Recurrent Neural Networks

Recurrent Neural Networks (RNNs) were conceptualized earlier than embeddings. The foundational ideas were developed in the 1980s. What made Recurrent Neural Networks a huge step from word embeddings were the “hidden layers” used to store information from previous layers, enabling them to maintain a “memory” of previous inputs by using their internal state. This makes RNNs particularly well-suited for LLM tasks involving sequential data, such as time series analysis, natural language processing, and speech recognition.

Seq2Seq

The Seq2Seq (Sequence-to-Sequence) model was introduced by Ilya Sutskever (a co-founder of OpenAI), Oriol Vinyals, and Quoc V. Le in a paper published in 2014.

Sequence-to-Sequence (Seq2Seq) is a type of model used in machine learning for tasks that involve transforming one sequence into another. It is particularly popular in natural language processing systems such as machine translation, text summarization, and conversational agents. How Seq2Seq works is that it consists of two main components: an encoder and a decoder.

In a Seq2Seq model for translating “I am a student” to French, the encoder reads the English sentence and converts it into a context vector summarizing its meaning. The decoder then takes this context vector to generate the French translation step-by-step.

It starts with a start token, produces “Je”, then “suis”, and finally “étudiant”, resulting in the complete translated sentence “Je suis étudiant”. An attention mechanism can help the decoder focus on specific parts of the input sentence while translating. Despite how revolutionary Seq2Seq was during it’s time, it struggled with long input sequences because the fixed-length context vector may not capture all necessary details, leading to loss of information.

Transformer MODELS

A transformer model is a type of neural network architecture that was introduced in the paper “Attention is All You Need” by Vaswani et al. in 2017. Unlike traditional Recurrent Neural Networks (RNNs), Transformers do not rely on sequence-aligned RNNs to handle data. Instead, they use a mechanism called self-attention to process and generate sequences. Transformers have become the foundation for many state-of-the-art models in natural language processing, including BERT, GPT (the “T” stands for transformer), and T5

BERT

BERT (Bidirectional Encoder Representations from Transformers) is a pre-trained language representation model introduced by Google in 2018. BERT revolutionized language models by understanding context from both directions in a sentence. Unlike previous models that read text in a single direction, BERT’s bidirectional approach significantly improved comprehension.
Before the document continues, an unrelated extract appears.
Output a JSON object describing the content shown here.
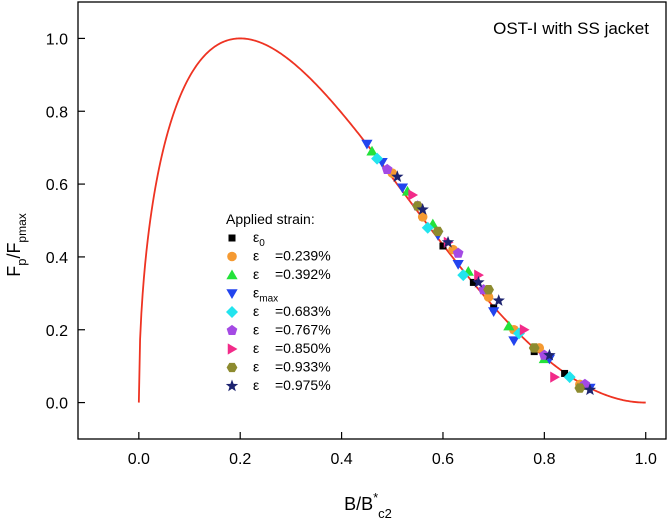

BERT’s ability to be fine-tuned on a wide range of specific tasks with relatively little data has made it a versatile tool for AI and machine learning.

THE GPT Era

Now we have the modern models made famous by the release of ChatGPT, built with GPT-3. These advanced models are also transformer-based and use attention to understand text. They are trained on vastly more data than previous models — the whole internet, nearly.

GPT and its generation are incredibly capable, but have introduced new problems: they hallucinate or makeup incorrect answers, carry biases from their creators and the data sets they were trained on, and they have gotten so good that they need guard rails to prevent people from using them for harm. How the next evolution of LLMs improves them, we shall see.